Use Visual Studio Code with Databricks Connect for Python

Note

This article covers Databricks Connect for Databricks Runtime 13.3 LTS and above.

This article covers how to use Databricks Connect for Python with Visual Studio Code. Databricks Connect enables you to connect popular IDEs, notebook servers, and other custom applications to Azure Databricks clusters. See What is Databricks Connect?. For the Scala version of this article, see Use Visual Studio Code with Databricks Connect for Scala.

Note

Before you begin to use Databricks Connect, you must set up the Databricks Connect client.

Tip

The Databricks extension for Visual Studio Code already has built-in support for Databricks Connect for Databricks Runtime 13.3 LTS and above. See Debug code using Databricks Connect for the Databricks extension for Visual Studio Code.

To use Databricks Connect with Visual Studio Code and Python, follow these instructions.
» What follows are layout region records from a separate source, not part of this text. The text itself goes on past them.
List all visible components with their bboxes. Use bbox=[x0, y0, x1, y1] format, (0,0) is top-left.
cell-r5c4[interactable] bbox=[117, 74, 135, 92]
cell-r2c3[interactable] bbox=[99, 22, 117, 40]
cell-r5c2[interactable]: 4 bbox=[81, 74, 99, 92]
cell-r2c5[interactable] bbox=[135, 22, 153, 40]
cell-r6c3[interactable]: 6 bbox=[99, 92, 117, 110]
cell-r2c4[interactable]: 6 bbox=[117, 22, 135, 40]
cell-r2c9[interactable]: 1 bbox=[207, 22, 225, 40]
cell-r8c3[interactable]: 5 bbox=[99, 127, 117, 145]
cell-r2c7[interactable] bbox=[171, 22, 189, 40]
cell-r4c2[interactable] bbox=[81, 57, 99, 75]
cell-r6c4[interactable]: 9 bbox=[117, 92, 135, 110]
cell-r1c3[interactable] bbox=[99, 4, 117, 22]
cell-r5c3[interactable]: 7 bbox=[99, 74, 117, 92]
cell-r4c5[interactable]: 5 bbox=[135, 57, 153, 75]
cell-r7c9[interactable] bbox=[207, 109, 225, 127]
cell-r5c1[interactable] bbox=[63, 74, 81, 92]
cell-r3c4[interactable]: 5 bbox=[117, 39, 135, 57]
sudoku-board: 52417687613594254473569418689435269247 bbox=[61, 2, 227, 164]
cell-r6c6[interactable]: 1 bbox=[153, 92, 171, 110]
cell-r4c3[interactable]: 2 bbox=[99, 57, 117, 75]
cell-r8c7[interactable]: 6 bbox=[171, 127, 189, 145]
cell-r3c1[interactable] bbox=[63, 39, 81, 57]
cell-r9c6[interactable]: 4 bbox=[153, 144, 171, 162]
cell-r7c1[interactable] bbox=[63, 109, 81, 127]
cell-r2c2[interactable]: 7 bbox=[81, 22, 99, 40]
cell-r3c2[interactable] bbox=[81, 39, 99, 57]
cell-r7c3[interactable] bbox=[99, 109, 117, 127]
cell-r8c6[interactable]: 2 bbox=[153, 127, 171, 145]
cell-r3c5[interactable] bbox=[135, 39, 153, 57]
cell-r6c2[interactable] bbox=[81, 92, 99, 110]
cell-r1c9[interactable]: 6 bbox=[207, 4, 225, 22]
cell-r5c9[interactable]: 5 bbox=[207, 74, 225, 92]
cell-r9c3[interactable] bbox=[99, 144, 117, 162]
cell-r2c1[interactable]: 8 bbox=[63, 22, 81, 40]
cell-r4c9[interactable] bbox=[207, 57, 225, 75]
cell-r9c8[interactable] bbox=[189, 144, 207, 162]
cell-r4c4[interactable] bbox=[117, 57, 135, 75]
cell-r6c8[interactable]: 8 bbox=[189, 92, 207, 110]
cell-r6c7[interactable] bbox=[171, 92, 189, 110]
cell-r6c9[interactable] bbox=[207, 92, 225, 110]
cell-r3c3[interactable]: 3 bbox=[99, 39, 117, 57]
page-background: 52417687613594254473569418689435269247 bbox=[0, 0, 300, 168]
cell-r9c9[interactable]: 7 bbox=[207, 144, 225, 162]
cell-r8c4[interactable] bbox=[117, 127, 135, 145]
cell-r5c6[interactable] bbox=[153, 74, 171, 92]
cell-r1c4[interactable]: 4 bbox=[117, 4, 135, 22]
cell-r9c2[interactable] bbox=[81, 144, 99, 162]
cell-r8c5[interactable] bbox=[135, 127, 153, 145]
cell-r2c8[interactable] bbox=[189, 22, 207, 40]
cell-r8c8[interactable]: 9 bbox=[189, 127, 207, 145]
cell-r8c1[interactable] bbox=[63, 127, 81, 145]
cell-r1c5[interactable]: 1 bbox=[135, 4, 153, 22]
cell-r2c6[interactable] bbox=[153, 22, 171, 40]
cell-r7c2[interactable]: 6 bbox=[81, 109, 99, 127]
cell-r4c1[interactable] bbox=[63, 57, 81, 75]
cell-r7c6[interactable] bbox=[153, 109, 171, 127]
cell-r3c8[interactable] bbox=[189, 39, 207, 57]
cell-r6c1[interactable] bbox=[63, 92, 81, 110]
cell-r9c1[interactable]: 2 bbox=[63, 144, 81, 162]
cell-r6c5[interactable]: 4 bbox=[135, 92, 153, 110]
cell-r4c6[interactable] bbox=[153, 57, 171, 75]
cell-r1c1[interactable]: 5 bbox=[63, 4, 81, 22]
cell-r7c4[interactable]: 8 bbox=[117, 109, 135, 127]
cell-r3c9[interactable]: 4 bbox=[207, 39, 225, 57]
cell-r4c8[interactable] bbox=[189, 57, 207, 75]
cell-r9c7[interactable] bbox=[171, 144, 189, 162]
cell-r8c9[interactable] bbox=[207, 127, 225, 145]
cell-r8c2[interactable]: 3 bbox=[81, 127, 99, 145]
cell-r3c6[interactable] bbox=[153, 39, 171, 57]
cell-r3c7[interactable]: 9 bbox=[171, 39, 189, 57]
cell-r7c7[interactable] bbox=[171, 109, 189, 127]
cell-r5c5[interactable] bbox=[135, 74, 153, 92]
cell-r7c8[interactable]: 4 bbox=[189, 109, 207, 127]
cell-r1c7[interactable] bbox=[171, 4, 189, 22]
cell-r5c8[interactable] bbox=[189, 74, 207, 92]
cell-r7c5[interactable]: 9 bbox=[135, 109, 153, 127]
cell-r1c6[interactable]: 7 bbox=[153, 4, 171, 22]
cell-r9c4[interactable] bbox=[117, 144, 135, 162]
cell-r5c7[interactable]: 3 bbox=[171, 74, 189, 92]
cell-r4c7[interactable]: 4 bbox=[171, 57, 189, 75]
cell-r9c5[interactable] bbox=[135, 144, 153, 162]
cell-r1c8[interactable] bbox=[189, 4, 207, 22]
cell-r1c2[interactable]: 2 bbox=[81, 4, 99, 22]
  1. Start Visual Studio Code.

  2. Open the folder that contains your Python virtual environment (File > Open Folder).

  3. In the Visual Studio Code Terminal (View > Terminal), activate the virtual environment.

  4. Set the current Python interpreter to be the one that is referenced from the virtual environment:

    1. On the Command Palette (View > Command Palette), type Python: Select Interpreter, and then press Enter.
    2. Select the path to the Python interpreter that is referenced from the virtual environment.
  5. Add to the folder a Python code (.py) file that contains either the example code or your own code. If you use your own code, at minimum you must initialize DatabricksSession as shown in the example code.

  6. To run the code, click Run > Run Without Debugging on the main menu. All Python code runs locally, while all PySpark code involving DataFrame operations runs on the cluster in the remote Azure Databricks workspace and run responses are sent back to the local caller.

  7. To debug the code:

    1. With the Python code file open, set any breakpoints where you want your code to pause while running.
    2. Click the Run and Debug icon on the sidebar, or click View > Run on the main menu.
    3. In the Run and Debug view, click the Run and Debug button.
    4. Follow the on-screen instructions to start running and debugging the code.

    All Python code is debugged locally, while all PySpark code continues to run on the cluster in the remote Azure Databricks workspace. The core Spark engine code cannot be debugged directly from the client.

For more specific run and debug instructions, see Configure and run the debugger and Python debugging in VS Code.